The urban and rural differences in neighborhood clustering of NCDs may highlight important environmental and lifestyle risk factors for the development of hypertension, glucose impairment, obesity, and CKD. The neighborhood clustering for hypertension and glucose impairment was most pronounced in the rural settings where families tend to remain more environmentally clustered, share meals, and work in similar agricultural jobs which may all contribute to the development of such NCDs that are known to be highly associated with lifestyle [2426]. On the other hand, obesity and CKD were most clustered in the urban neighborhoods. For obesity, this urban clustering highlights the importance that urban lifestyles, which may be clustered within neighborhoods on the basis of socioeconomic status, transportation, or occupation, play in the development of obesity. In the context of CKD, living in an urban setting has been shown to be a significant risk factor, yet specific etiologies associated with the urban environment remain unknown [12]. The clustering of CKD within urban neighborhoods that we observed may be important in highlighting causes of CKD, and it further stresses that public health efforts targeting CKD must take a broad approach that includes urban planning with sanitation improvement, safe drinking water, pollution reduction, and infection control.

Among all measured variables, ongoing alcohol use, hypertension, a self-reported history of hypertension, and a self-reported history of HIV were most highly correlated among cluster-sampled individuals, and the latter two variables may reflect an increased awareness and/or prevalence of these conditions within certain neighborhoods. In northern Tanzania, alcohol is commonly homemade and shared among households which may in part explain the significant clustering that we observed.
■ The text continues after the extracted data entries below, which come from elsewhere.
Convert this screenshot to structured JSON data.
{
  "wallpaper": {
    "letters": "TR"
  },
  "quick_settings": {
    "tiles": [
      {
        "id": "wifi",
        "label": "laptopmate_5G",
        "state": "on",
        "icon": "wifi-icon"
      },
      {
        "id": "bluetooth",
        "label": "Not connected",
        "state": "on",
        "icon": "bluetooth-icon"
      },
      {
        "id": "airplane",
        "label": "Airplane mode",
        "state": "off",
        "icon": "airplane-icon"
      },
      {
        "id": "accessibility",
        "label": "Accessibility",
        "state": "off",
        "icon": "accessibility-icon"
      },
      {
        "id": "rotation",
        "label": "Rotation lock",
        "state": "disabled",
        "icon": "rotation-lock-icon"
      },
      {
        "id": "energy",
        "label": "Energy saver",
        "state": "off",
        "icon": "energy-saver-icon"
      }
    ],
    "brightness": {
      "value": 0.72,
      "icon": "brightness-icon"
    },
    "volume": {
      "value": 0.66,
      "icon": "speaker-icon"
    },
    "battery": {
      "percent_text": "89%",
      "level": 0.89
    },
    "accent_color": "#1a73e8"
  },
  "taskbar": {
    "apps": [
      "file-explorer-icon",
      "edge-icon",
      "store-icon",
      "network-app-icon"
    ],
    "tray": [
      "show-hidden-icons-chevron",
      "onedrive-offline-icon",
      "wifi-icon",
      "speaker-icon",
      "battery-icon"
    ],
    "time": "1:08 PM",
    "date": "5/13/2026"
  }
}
To our knowledge, this is the first community-based, household-level survey to report on the neighborhood clustering of NCDs in East Africa. As such, these are the first ICC coefficients reported for hypertension, CKD, obesity, and glucose impairment in the region, and compared to reports of ICC coefficients in high-income countries there are significant differences in several of the physical and laboratory variables [2729]. Because we also measured clustering in both an urban and rural settings we were able to demonstrate important differences which may help inform future studies examining the demographic transition of NCDs in sub-Saharan Africa where rapid urbanization is occurring [30].

Despite these strengths, we also noted a few limitations. Caution must be taken when applying these estimates to other populations and settings. Although the paucity of data currently available for NCD-related measurements and outcomes may make these results useful to researchers more broadly across the region, differences in prevalence and risk factors for NCDs, particularly those that are geographic or environmental-based, mean that even NCDs can cluster at different rates within villages, neighborhoods, or households. Additionally, although we used sample-balancing approaches to address potential non-response bias, the effect of participant non-response upon these estimates is not fully known. Finally, some results, such as self-reported medical history, rely upon the subjective response of individual participants, and as such, they may be prone to recall or response bias.

Conclusion

In conclusion, we have reported on the observed neighborhood clustering for several NCDs from a community-based study in northern Tanzania. The neighborhood clustering, which varied by urban or rural setting, was substantial enough to contribute to a design effect for NCD outcomes including hypertension, CKD, obesity, and glucose impairment, and it may also highlight NCD risk factors that vary by setting. These results may help inform the design of future community-based studies or randomized controlled trials examining NCDs in the region particularly those that use cluster-sampling methods.